I have been struggling recently with Ubuntu 9.10, using GRUB 2, trying to do something which was more or less trivial with previous releases. What I would like to do is set up a multi-boot system for a friend with Ubuntu and Windows, and have it boot Windows by default. Simple, right? Not so far, at least for me.
I know what needs to be done, the “default” value needs to be changed from “0” to whatever the appropriate entry number is in /boot/grub/grub.cfg. But I also know that one shouldn’t edit grub.cfg (if I read that one more time, in one more different place, I’m going to scream), so it has to be changed in /etc/grub.d/00_header. But the problem is that the content of grub.cfg sometimes change in such a way as to change the number of boot entries!
Here’s an example which illustrates the problem. Assuming a simple multi-boot system with Windows installed in the first partition, and Ubuntu 9.10 in the second, the grub.cfg file is initially created with two boot entries for the linux kernel (normal and recovery mode), two boot entries for memtest (graphic console and serial console), and then the boot entry for Windows (chainloader). So the correct default value would be 4 to boot Windows.

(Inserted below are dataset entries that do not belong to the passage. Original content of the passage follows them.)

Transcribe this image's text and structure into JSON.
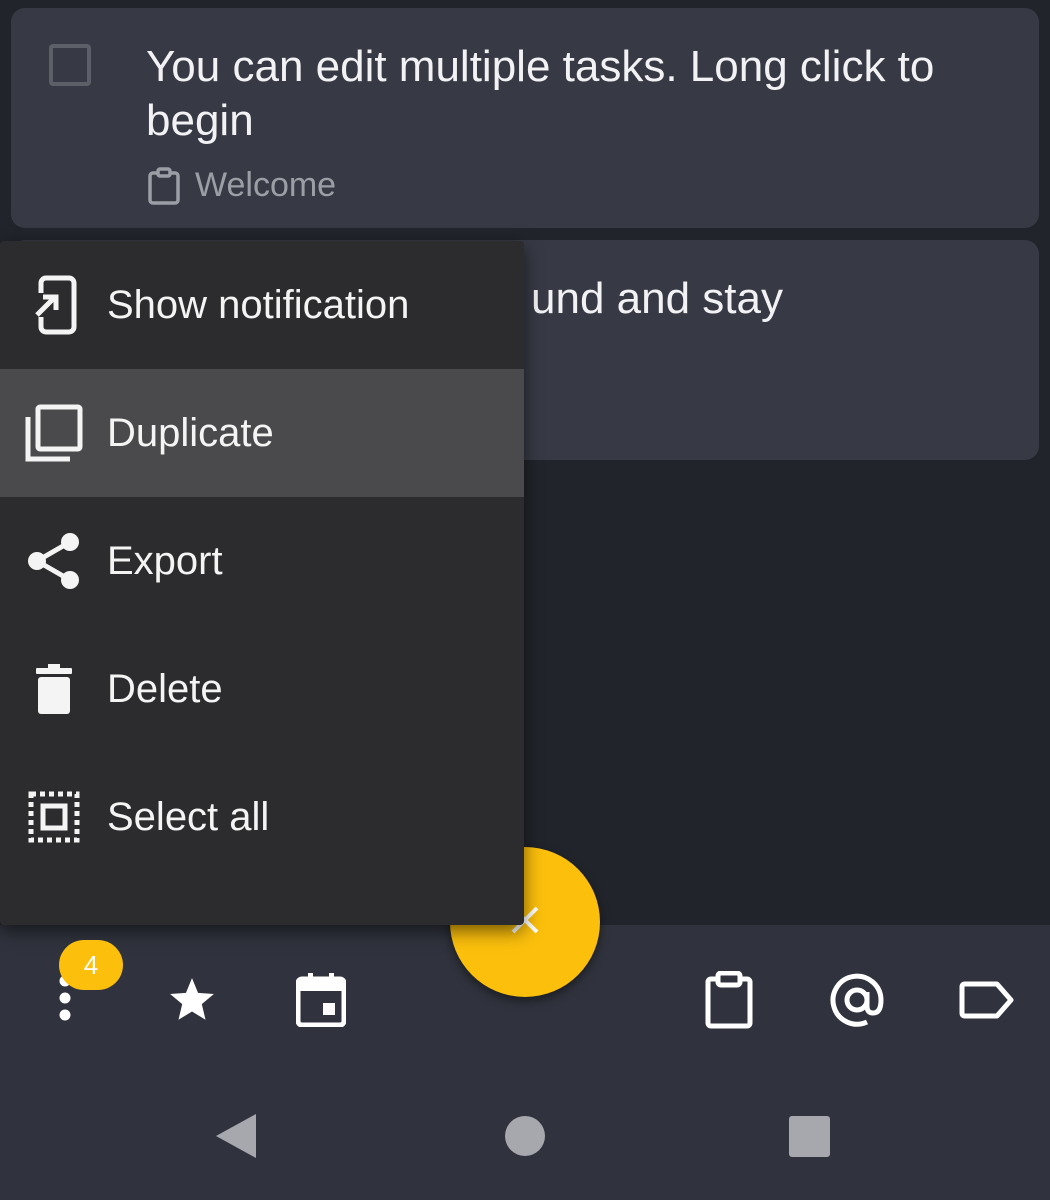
{
  "tasks": [
    {
      "title": "You can edit multiple tasks. Long click to begin",
      "list": "Welcome"
    },
    {
      "title_visible_fragment": "und and stay"
    }
  ],
  "menu": {
    "items": [
      {
        "label": "Show notification",
        "icon": "notification-icon"
      },
      {
        "label": "Duplicate",
        "icon": "duplicate-icon",
        "highlighted": true
      },
      {
        "label": "Export",
        "icon": "share-icon"
      },
      {
        "label": "Delete",
        "icon": "trash-icon"
      },
      {
        "label": "Select all",
        "icon": "select-all-icon"
      }
    ]
  },
  "bottom_bar": {
    "overflow_badge": "4",
    "icons": [
      "more-vert-icon",
      "star-icon",
      "calendar-icon",
      "clipboard-icon",
      "at-icon",
      "label-icon"
    ]
  },
  "fab": {
    "icon": "close-icon"
  },
  "colors": {
    "background": "#21242b",
    "card": "#373a45",
    "menu": "#2c2c2e",
    "menu_highlight": "#4a4a4c",
    "accent": "#fbbf0c",
    "bottom_bar": "#30333d"
  }
}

However, when a kernel update is installed, and a new kernel is compiled – say from 2.6.31-14 to 2.6.31-15 – the old kernel is left in place, and when grub.cfg is recreated, there are two boot entries for that kernel added between the (new) current kernel and memtest! This means that the Windows boot has suddenly become entry number 6 instead of 4. Uh-oh.

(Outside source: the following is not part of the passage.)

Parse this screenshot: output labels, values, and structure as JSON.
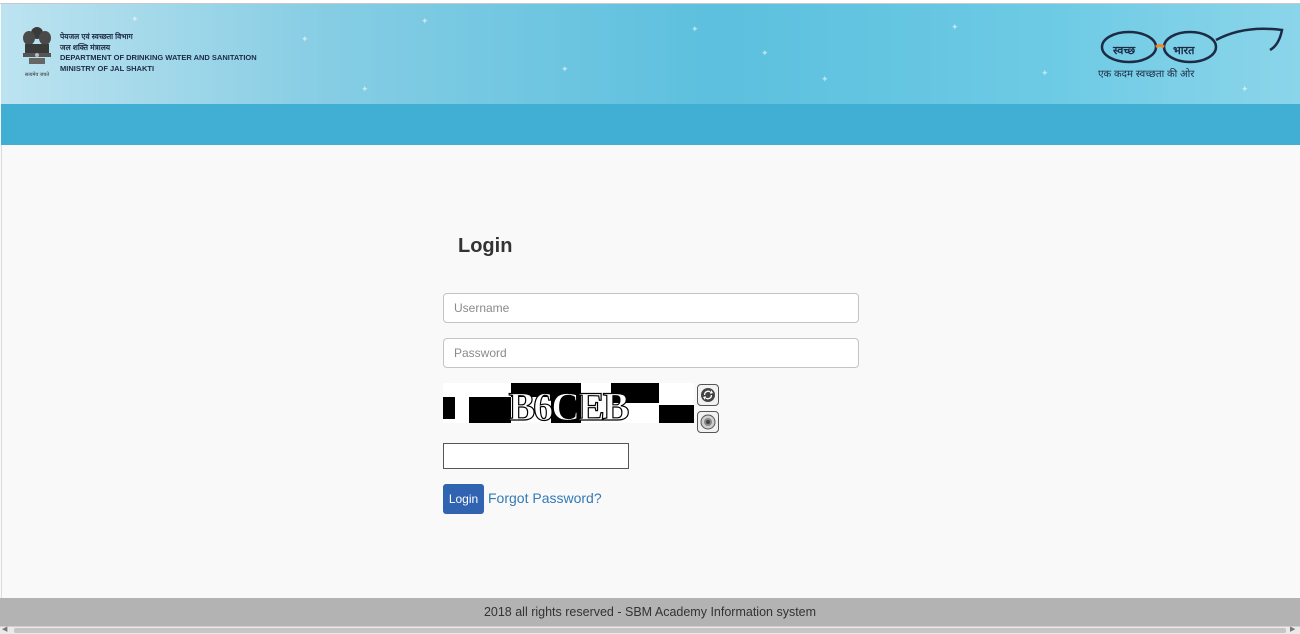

I believe that the situation becomes even more confusing with subsequent updates, because it looks like the scripts at least attempt to clean up old kernels in /boot, but I’m not clear on how and when this happens, how aggressive it will be, whether there will ever be more than one previous kernel version present, or whether it will ever “clean up” so much that there is once again no previous kernel present at all.
Perhaps I am overlooking something obvious, because I can’t imagine that it was intended to be this difficult to set a default boot other than the latest Linux kernal, was it? I have to go back and read the /etc/grub.d scripts carefully again, and watch how the kernels and grub.cfg evolve over time.